Regarding the ending where Munch releases Dot, Sam Spruell said, "I think it's him recognizing another victim. He's trapped in sin, not of his own making, and she is trapped in this cycle of violence, also not of her own making. And so he recognizes that, I think, and that's why he sets her free."

==Reception==
===Viewers===
In its original American broadcast, "The Useless Hand" was seen by an estimated 0.517 million household viewers and gained a 0.10 ratings share among adults aged 18–49, according to Nielsen Media Research. This means that 0.10 percent of all households with televisions watched the episode. This was a 12% increase in viewership from the previous episode, which was watched by 0.461 million viewers with a 0.09 in the 18-49 demographics.

===Critical reviews===
"The Useless Hand" received critical acclaim.
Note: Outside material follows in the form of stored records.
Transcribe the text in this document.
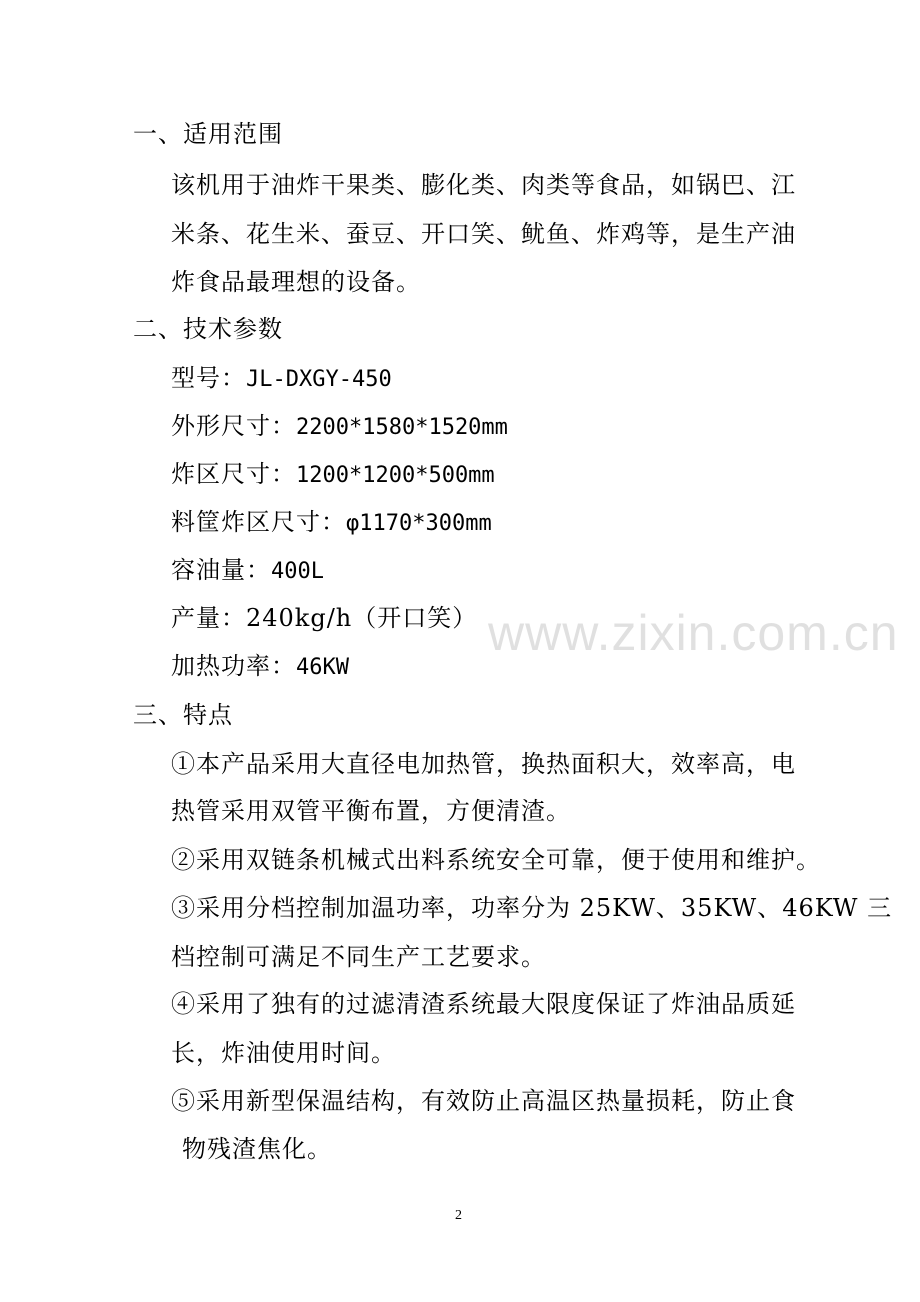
一、适用范围
该机用于油炸干果类、膨化类、肉类等食品，如锅巴、江
米条、花生米、蚕豆、开口笑、鱿鱼、炸鸡等，是生产油
炸食品最理想的设备。
二、技术参数
型号：JL-DXGY-450
外形尺寸：2200*1580*1520mm
炸区尺寸：1200*1200*500mm
料筐炸区尺寸：φ1170*300mm
容油量：400L
产量：240kg/h（开口笑）
加热功率：46KW
三、特点
①本产品采用大直径电加热管，换热面积大，效率高，电
热管采用双管平衡布置，方便清渣。
②采用双链条机械式出料系统安全可靠，便于使用和维护。
③采用分档控制加温功率，功率分为 25KW、35KW、46KW 三
档控制可满足不同生产工艺要求。
④采用了独有的过滤清渣系统最大限度保证了炸油品质延
长，炸油使用时间。
⑤采用新型保温结构，有效防止高温区热量损耗，防止食
物残渣焦化。
www.zixin.com.cn
2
Tom Philip of The A.V. Club gave the episode a "B+" grade and wrote, "There's lots to come in this week's Fargo, but I've loved every moment Joe Keery and Sam Spruell have spent on screen together these last eight weeks. Two men from entirely different worlds. One built by bravado, one built by pragmatism."

Alan Sepinwall wrote, "'The Useless Hand,' though, was pretty terrific, full of action, suspense, and big emotions. [...] Everything is converging very effectively here." Keith Phipps of Vulture gave the episode a 4 star rating out of 5 and wrote, "I briefly feared Fargo peaked with all that mid-season excitement, but clearly not. This episode starts to bring all the plot threads together without underselling the characters. It's been a season filled with violence but also a series of battles of wills. All that ends with the next episode, and, at this point, there's no obvious conclusion in sight."
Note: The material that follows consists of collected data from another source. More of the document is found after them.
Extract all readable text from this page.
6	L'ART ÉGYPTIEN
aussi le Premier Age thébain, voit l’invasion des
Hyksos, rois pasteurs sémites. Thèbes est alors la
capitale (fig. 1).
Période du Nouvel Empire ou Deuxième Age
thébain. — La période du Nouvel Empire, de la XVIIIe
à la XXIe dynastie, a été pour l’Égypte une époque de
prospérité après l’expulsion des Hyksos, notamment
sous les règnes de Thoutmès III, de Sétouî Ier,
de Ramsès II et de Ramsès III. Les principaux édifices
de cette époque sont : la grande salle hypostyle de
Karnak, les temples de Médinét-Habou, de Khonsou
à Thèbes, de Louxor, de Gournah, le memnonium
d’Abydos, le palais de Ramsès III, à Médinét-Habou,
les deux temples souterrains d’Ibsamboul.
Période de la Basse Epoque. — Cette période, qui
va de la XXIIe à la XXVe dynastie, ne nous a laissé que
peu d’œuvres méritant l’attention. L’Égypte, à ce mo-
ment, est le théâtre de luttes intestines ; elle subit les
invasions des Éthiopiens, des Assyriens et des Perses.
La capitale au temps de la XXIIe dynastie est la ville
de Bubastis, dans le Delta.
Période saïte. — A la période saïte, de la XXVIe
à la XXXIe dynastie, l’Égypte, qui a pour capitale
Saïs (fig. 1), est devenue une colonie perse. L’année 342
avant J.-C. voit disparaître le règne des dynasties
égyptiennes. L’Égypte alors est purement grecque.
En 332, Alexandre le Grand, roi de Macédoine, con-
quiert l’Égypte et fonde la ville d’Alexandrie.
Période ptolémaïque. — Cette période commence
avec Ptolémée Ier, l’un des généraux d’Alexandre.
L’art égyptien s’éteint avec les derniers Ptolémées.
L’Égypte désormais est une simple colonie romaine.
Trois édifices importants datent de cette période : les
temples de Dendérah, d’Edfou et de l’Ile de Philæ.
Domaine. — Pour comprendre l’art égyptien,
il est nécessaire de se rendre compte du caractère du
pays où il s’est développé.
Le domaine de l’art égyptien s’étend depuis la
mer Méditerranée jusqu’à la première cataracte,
Scott Tobias of The New York Times wrote, "Munch does his part to liberate her by taking them out and lifting her to freedom. “To fight a tiger in a cage is not a fair fight,” he tells her. His beef with Roy appears to be settled. Or maybe he just respects her agency. And prowess." Sean T. Collins of Decider wrote, "Fargo gave us the apotheosis of Sheriff Roy Tillman. Yes, he tosses off one fascist bon mot after another, from “We'll show these godless huns how a patriot dies a-singin'!” to 'Go and live... or stay and die.” Meanwhile he's too scared of his own feelings to comfort his maimed child or murder his abused ex-wife himself."